Abstract

The panel of NCCN Guidelines recommend that Pembrolizumab is useful in patients of recurrent, metastatic, or high-risk endometrial carcinoma with TMB-H or MSI-H at second-line therapy according to the finding of KEYNOTE158, which makes TMB (tumor mutation burden) a key biomarker for the immunotherapy of endometrial carcinoma. TMB is typically calculated from data of whole exome sequencing or targeted sequencing of a panel of a few hundred genes, which means great economic burden for patients.
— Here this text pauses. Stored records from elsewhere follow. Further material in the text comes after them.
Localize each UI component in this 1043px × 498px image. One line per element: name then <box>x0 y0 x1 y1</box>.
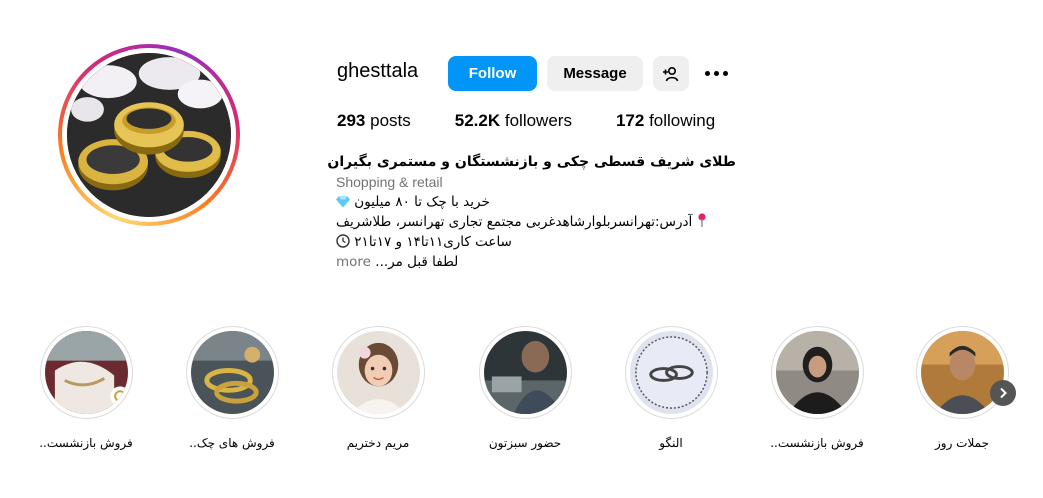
bio-line-2-text: آدرس:تهرانسربلوارشاهدغربی مجتمع تجاری ته… <box>336 214 693 230</box>
highlight-label: حضور سبزتون <box>488 436 562 450</box>
jewelry-bag-photo-icon <box>44 331 128 414</box>
profile-stats: 293 posts 52.2K followers 172 following <box>337 111 759 131</box>
suggest-user-button[interactable] <box>653 56 689 91</box>
man-photo-icon <box>920 331 1004 414</box>
pin-icon <box>697 213 706 227</box>
rings-logo-icon <box>629 331 713 414</box>
highlight-label: فروش بازنشست.. <box>39 436 133 450</box>
highlight-item[interactable]: حضور سبزتون <box>465 326 585 450</box>
dot <box>722 70 728 76</box>
bio-line-4-text: لطفا قبل مر... <box>375 254 459 270</box>
woman-photo-icon <box>775 331 859 414</box>
highlight-ring <box>624 326 718 419</box>
bangles-photo-icon <box>190 331 274 414</box>
highlight-item[interactable]: مریم دختریم <box>318 326 438 450</box>
bio-line-1: خرید با چک تا ۸۰ میلیون <box>336 192 736 212</box>
more-options-icon[interactable] <box>702 62 730 84</box>
highlight-ring <box>185 326 279 419</box>
follow-button[interactable]: Follow <box>448 56 537 91</box>
highlight-item[interactable]: فروش های چک.. <box>172 326 292 450</box>
bio-line-4: لطفا قبل مر... more <box>336 252 736 272</box>
bio-line-3-text: ساعت کاری۱۱تا۱۴ و ۱۷تا۲۱ <box>354 234 512 250</box>
profile-bio: طلای شریف قسطی چکی و بازنشستگان و مستمری… <box>327 152 736 272</box>
highlight-label: النگو <box>659 436 683 450</box>
posts-stat: 293 posts <box>337 111 411 131</box>
highlight-item[interactable]: فروش بازنشست.. <box>757 326 877 450</box>
highlight-ring <box>915 326 1009 419</box>
highlight-item[interactable]: النگو <box>611 326 731 450</box>
bio-category: Shopping & retail <box>336 174 443 190</box>
following-stat[interactable]: 172 following <box>616 111 715 131</box>
highlight-ring <box>478 326 572 419</box>
highlight-ring <box>39 326 133 419</box>
bio-line-1-text: خرید با چک تا ۸۰ میلیون <box>354 194 490 210</box>
highlight-ring <box>331 326 425 419</box>
bio-display-name: طلای شریف قسطی چکی و بازنشستگان و مستمری… <box>327 154 736 170</box>
highlight-label: جملات روز <box>934 436 989 450</box>
highlight-label: فروش های چک.. <box>189 436 275 450</box>
highlight-ring <box>770 326 864 419</box>
story-highlights: فروش بازنشست.. فروش های چک.. مریم دختریم… <box>0 326 1043 456</box>
profile-avatar[interactable] <box>58 44 240 226</box>
highlights-next-button[interactable] <box>990 380 1016 406</box>
chevron-right-icon <box>1000 387 1007 399</box>
gold-bangles-illustration <box>67 53 231 217</box>
bio-line-2: آدرس:تهرانسربلوارشاهدغربی مجتمع تجاری ته… <box>336 212 736 232</box>
message-button[interactable]: Message <box>547 56 643 91</box>
highlight-label: فروش بازنشست.. <box>770 436 864 450</box>
add-user-icon <box>663 66 679 81</box>
customer-photo-icon <box>483 331 567 414</box>
followers-label: followers <box>504 111 572 130</box>
following-label: following <box>649 111 716 130</box>
following-count: 172 <box>615 111 645 130</box>
highlight-item[interactable]: فروش بازنشست.. <box>26 326 146 450</box>
posts-label: posts <box>370 111 411 130</box>
followers-count: 52.2K <box>454 111 501 130</box>
dot <box>713 70 719 76</box>
clock-icon <box>336 234 350 248</box>
posts-count: 293 <box>337 111 366 130</box>
diamond-icon <box>336 196 350 208</box>
followers-stat[interactable]: 52.2K followers <box>455 111 572 131</box>
dot <box>704 70 710 76</box>
bio-line-3: ساعت کاری۱۱تا۱۴ و ۱۷تا۲۱ <box>336 232 736 252</box>
highlight-label: مریم دختریم <box>346 436 410 450</box>
avatar-inner <box>62 48 236 222</box>
username: ghesttala <box>337 60 419 82</box>
avatar-image <box>67 53 231 217</box>
child-photo-icon <box>336 331 420 414</box>
bio-more-link[interactable]: more <box>336 254 371 270</box>
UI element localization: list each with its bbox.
In the initial design of molecular classification, mutation frequency served as one of the important references, thus we explored the proportion of TMB-H patients in subtypes. Publicly available data from publicly available data from the Cancer Genome Atlas (n=507) was analyzed to define the subtypes and calculate the TMB. We also retrospectively analyzed 79 endometrial carcinoma patients (WSB cohort) who performed NGS (733 gene panel) and evaluated for subtypes and TMB. We adopted two methods to define TMB-H and non-TMB-H. In method one, we set cutoff as 10, the same as KEYNOTE158, and the patient with TMB higher than 10 is considered to be a TMB-H patient. According to method one, POLE-mut and MSI-H endometrial carcinoma account for 96.76% (179/185) of TMB-H patients in TCGA cohort and 96.15% (25/26) in WSB cohort. In method two, patients who ranked in the top quartile of TMB were considered as TMB-H. We found that 96.85% (123/127) and 100% (20/20) of TMB-H patients in TCGA and WSB cohort were POLE-mut and MSI-H endometrial carcinoma. In both methods, only one POLE-mut patients (1/49) were non-TMB-H in TCGA cohort and all POLE-mut patients in WSB cohort were TMB-H (3/3). For patients whose molecular classification is known, TMB detection is a dispensable test. Immunotherapy may be admissible for POLE-mut and MSI-H patients without the performance of TMB detection.